Başta kötü yönetim olmak üzere muhtelif nedenle beklenen zenginleşme olmayınca, Latin devletleri birbirlerinin madenlerini, sahillerini ve bereketli arazilerini ele geçirmeye yöneldiler. Art arda çıkan ve kıtanın her tarafında yaşanan savaşlar, o kadar olumsuz hava oluşturdu ki, birbirlerine düşmanlaşan Latin ülkeleri çok uzun süre, bölgesel, kapsayıcı uluslar üstü kuruluşlar kuramadılar. Kurulan kuruluşlara katılım çok sınırlı oldu. Dolayısıyla başarılı sonuçlar alınamadı.
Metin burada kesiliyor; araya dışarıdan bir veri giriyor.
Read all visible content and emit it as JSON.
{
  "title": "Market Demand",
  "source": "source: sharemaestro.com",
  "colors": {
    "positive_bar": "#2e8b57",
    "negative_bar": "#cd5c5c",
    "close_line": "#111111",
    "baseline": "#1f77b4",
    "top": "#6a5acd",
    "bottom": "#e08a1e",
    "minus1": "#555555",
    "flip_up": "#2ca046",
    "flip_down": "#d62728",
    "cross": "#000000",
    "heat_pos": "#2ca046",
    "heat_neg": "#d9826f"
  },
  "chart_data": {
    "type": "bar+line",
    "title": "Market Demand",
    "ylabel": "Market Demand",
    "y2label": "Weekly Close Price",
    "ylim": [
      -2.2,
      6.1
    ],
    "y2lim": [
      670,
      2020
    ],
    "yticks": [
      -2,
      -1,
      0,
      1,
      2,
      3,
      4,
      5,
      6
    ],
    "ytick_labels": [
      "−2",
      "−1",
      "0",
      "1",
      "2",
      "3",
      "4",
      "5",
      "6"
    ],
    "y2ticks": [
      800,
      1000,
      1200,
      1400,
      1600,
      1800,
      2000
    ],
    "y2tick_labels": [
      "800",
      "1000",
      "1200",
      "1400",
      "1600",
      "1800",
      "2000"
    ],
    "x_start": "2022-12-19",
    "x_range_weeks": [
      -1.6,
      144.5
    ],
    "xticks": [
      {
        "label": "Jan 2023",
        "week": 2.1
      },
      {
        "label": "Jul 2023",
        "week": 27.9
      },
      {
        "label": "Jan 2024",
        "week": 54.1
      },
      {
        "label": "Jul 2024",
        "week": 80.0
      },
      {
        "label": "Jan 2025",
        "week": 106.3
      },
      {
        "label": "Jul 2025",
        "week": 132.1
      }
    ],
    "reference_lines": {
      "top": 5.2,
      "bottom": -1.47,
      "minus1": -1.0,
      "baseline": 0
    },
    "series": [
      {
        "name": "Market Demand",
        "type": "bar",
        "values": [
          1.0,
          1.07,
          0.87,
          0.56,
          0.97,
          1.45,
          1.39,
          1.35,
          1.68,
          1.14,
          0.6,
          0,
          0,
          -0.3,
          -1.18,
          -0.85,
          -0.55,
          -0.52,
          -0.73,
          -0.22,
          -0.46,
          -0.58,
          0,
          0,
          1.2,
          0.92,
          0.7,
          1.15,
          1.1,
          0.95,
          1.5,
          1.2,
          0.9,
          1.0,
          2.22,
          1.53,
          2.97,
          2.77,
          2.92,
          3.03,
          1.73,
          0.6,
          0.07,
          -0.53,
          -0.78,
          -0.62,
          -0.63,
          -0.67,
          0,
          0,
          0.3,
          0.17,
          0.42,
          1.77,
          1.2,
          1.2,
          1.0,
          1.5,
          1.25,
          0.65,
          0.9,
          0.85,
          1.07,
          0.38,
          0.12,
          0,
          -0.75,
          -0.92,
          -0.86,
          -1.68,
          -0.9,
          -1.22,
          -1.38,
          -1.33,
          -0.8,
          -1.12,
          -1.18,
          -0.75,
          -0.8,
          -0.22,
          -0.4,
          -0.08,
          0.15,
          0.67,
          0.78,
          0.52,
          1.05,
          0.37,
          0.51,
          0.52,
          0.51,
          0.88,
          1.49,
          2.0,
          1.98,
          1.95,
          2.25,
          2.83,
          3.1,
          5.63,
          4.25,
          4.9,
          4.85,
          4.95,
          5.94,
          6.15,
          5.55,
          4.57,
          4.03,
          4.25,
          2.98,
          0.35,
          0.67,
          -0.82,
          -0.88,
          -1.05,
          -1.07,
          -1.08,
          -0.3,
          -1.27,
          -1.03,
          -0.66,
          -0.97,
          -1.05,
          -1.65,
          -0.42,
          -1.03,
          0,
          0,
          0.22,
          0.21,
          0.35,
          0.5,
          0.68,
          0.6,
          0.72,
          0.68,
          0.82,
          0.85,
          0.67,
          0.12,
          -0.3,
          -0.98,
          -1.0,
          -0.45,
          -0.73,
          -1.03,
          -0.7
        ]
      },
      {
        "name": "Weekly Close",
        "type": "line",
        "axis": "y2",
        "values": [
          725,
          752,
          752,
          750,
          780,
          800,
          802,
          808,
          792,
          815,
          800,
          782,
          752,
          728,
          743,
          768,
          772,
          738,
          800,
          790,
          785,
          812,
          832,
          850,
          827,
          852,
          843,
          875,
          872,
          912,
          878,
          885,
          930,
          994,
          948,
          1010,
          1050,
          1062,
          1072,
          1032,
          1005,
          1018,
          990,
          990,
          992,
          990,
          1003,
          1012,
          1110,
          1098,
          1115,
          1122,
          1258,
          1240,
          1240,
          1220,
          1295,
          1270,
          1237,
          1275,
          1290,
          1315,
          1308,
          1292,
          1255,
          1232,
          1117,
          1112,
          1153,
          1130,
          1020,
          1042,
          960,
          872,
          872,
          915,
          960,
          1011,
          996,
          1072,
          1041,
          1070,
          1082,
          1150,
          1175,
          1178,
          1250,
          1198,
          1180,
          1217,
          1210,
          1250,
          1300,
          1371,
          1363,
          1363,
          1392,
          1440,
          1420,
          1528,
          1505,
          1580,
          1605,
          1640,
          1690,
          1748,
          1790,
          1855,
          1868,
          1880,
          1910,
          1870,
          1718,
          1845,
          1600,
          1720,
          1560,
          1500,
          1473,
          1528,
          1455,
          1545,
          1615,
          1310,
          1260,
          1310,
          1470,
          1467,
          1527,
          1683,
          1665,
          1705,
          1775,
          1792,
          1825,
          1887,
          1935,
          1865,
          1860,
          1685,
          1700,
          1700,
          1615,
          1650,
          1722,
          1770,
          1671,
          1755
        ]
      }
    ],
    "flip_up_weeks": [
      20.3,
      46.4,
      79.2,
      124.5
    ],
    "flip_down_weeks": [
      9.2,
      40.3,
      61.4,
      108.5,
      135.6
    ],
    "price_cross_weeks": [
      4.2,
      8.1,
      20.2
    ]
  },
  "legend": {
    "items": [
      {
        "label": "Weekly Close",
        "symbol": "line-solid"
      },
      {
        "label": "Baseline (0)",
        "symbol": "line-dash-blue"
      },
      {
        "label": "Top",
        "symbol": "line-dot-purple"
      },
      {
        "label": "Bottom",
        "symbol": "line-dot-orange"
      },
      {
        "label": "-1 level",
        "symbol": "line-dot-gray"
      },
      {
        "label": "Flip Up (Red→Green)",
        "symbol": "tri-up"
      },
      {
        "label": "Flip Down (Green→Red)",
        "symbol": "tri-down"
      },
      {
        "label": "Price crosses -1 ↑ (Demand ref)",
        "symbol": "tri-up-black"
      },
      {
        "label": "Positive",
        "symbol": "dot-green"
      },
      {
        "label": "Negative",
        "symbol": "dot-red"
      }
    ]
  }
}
İspanya ve Portekiz’in uyguladıkları ayrımcı politikalar ve kurdukları sömürü düzeni Latin Amerika’dan dışlanmalarıyla sonuçlandı. Latin halkları iki sömürgeci devletten nefret ettiğinden, Latin Amerika ülkeleriyle İspanya ve Portekiz arasında, ABD-İngiltere’nin tesis ettiğine benzer müttefiklik ilişkisi kurulamadı. Pekiyi, Anglosaksonların başardığını Latinler neden başaramadı?
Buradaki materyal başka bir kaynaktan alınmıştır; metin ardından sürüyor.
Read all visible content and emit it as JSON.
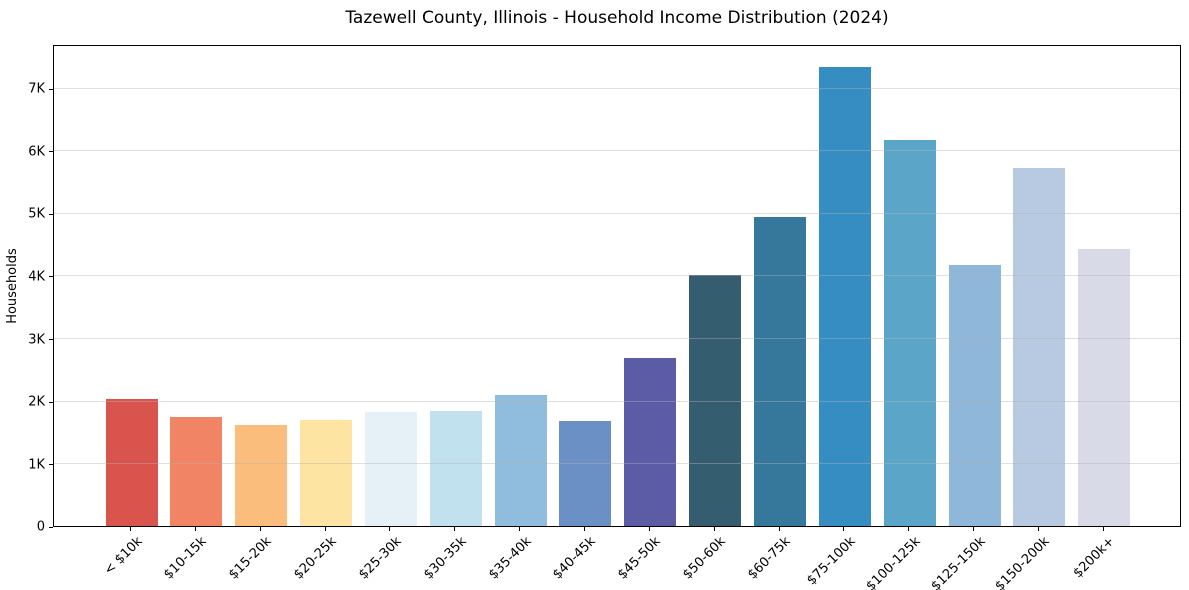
{
  "chart_data": {
    "type": "bar",
    "title": "Tazewell County, Illinois - Household Income Distribution (2024)",
    "xlabel": "",
    "ylabel": "Households",
    "categories": [
      "< $10k",
      "$10-15k",
      "$15-20k",
      "$20-25k",
      "$25-30k",
      "$30-35k",
      "$35-40k",
      "$40-45k",
      "$45-50k",
      "$50-60k",
      "$60-75k",
      "$75-100k",
      "$100-125k",
      "$125-150k",
      "$150-200k",
      "$200k+"
    ],
    "values": [
      2040,
      1740,
      1620,
      1700,
      1830,
      1840,
      2100,
      1680,
      2690,
      4020,
      4950,
      7340,
      6180,
      4170,
      5720,
      4430
    ],
    "bar_colors": [
      "#d8544d",
      "#f08465",
      "#fabd7c",
      "#fde4a2",
      "#e5f1f7",
      "#c2e1ee",
      "#90bddd",
      "#6a90c5",
      "#5c5ba6",
      "#345d70",
      "#36789c",
      "#368dc1",
      "#5aa5c8",
      "#8eb7d9",
      "#b7cae1",
      "#d8dae7"
    ],
    "ylim": [
      0,
      7710
    ],
    "ytick_values": [
      0,
      1000,
      2000,
      3000,
      4000,
      5000,
      6000,
      7000
    ],
    "ytick_labels": [
      "0",
      "1K",
      "2K",
      "3K",
      "4K",
      "5K",
      "6K",
      "7K"
    ],
    "grid": "horizontal",
    "legend": "none",
    "frame": "full-box",
    "background_color": "#ffffff",
    "text_color": "#000000"
  }
}
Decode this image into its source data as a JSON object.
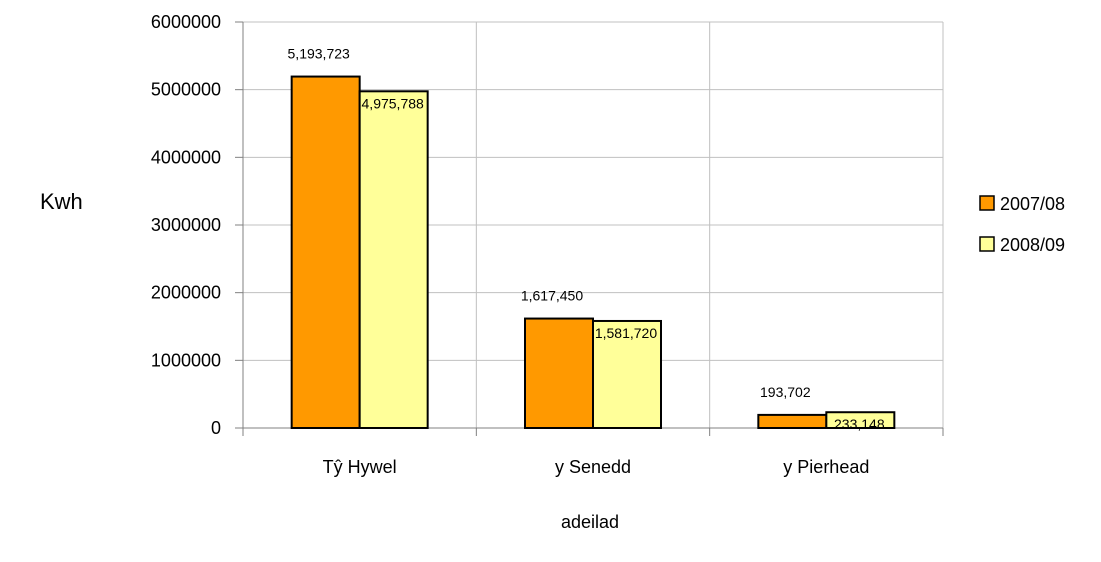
{
  "chart_data": {
    "type": "bar",
    "categories": [
      "Tŷ Hywel",
      "y Senedd",
      "y Pierhead"
    ],
    "series": [
      {
        "name": "2007/08",
        "values": [
          5193723,
          1617450,
          193702
        ],
        "labels": [
          "5,193,723",
          "1,617,450",
          "193,702"
        ],
        "color": "#FF9900"
      },
      {
        "name": "2008/09",
        "values": [
          4975788,
          1581720,
          233148
        ],
        "labels": [
          "4,975,788",
          "1,581,720",
          "233,148"
        ],
        "color": "#FFFF99"
      }
    ],
    "ylabel": "Kwh",
    "xlabel": "adeilad",
    "ylim": [
      0,
      6000000
    ],
    "yticks": [
      0,
      1000000,
      2000000,
      3000000,
      4000000,
      5000000,
      6000000
    ],
    "ytick_labels": [
      "0",
      "1000000",
      "2000000",
      "3000000",
      "4000000",
      "5000000",
      "6000000"
    ],
    "grid": true,
    "legend_position": "right",
    "bar_outline_color": "#000000",
    "grid_color": "#C0C0C0"
  }
}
Latinler neden ABD gibi birleşik ve güçlü bir devlet kuramadılar? Sömürge döneminde Güney Amerika’daki halklar İspanya’ya bağlıydı. Ağır bir merkeziyetçilikle yönetiliyorlardı. ABD’yi oluşturan kolonilerse, şirketler tarafından atanmış valiler ve koloni halkı tarafından seçilmiş parlamento tarafından yönetiliyordu. Latin coğrafyası çok genişti, bağımsızlık savaşı veren ordular birbirinden kopuktu. Zafer kazanılınca her ordu komutanı, kendi devletini kurdu. Kolonilerin kurulduğu coğrafya daha küçüktü, savaşı tek ordu yürütüyordu. Ordunun komutanı, koloni temsilcilerinden oluşan kıtasal meclise bağlıydı. Latinler, diktatörlükle idare edildiklerinden ve parlamento tecrübeleri olmadığından, İspanya ve Portekiz’e benzer rejimler kurdular.
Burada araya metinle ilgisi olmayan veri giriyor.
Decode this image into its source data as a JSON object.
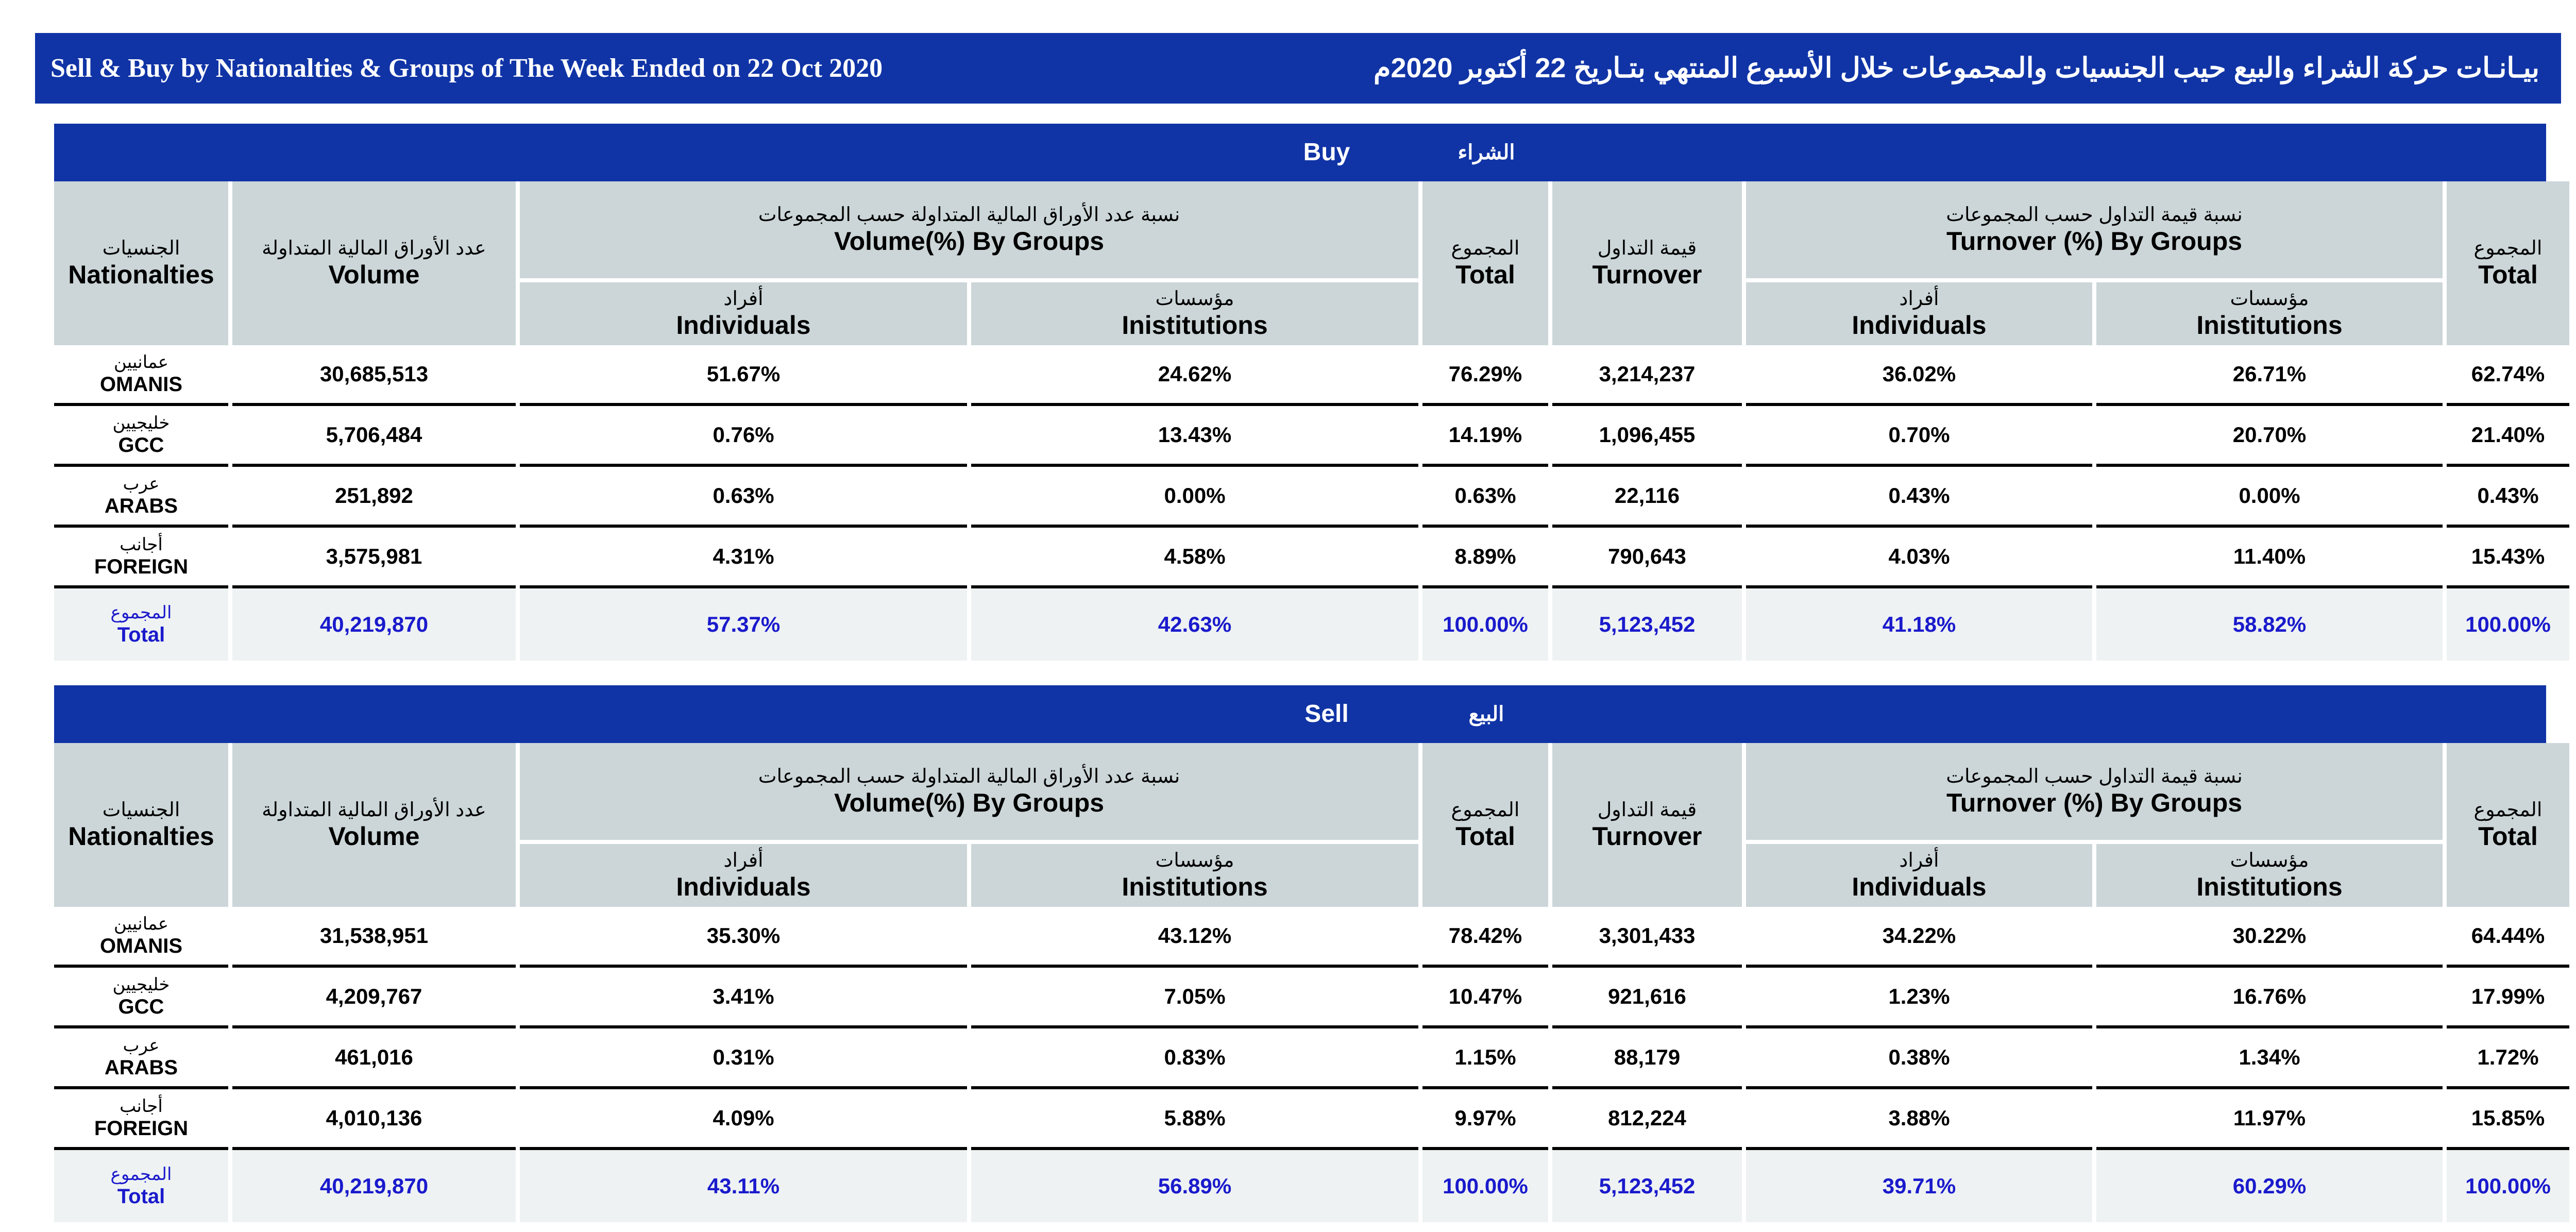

Bu rejimlerde kararları tek adam veya dar gruplar veriyordu. Dolayısıyla kararlar, kişisel veya grup çıkarlarına dayanıyordu. Oysa kolonilerde, İngiltere’den tevarüs ettikleri parlamento geleneği vardı. Tartışma ve hür fikir esastı. Kararlar geniş katılımla alındığından kişisel ya da grup çıkarlarından ziyade, ulusal çıkarlara dayanıyordu. Beş, altı yıllık bağımsızlık periyodunda, koloni temsilcileri küçük koloniler olarak kaldıklarında rekabetçi olamayacaklarını gördüler. Tek ve ortak pazara geçmek, tüm kolonilerin lehine olacağından ABD kuruldu. Dolayısıyla iyi yönetilen Anglosaksonlar başardı, Latinler başaramadı. Anglosaksonlar kalkındı, lider millet hâline geldi. Onlardan daha zengin kaynaklara sahip olan Latin Amerikalılarsa sürünmeye devam ettiler.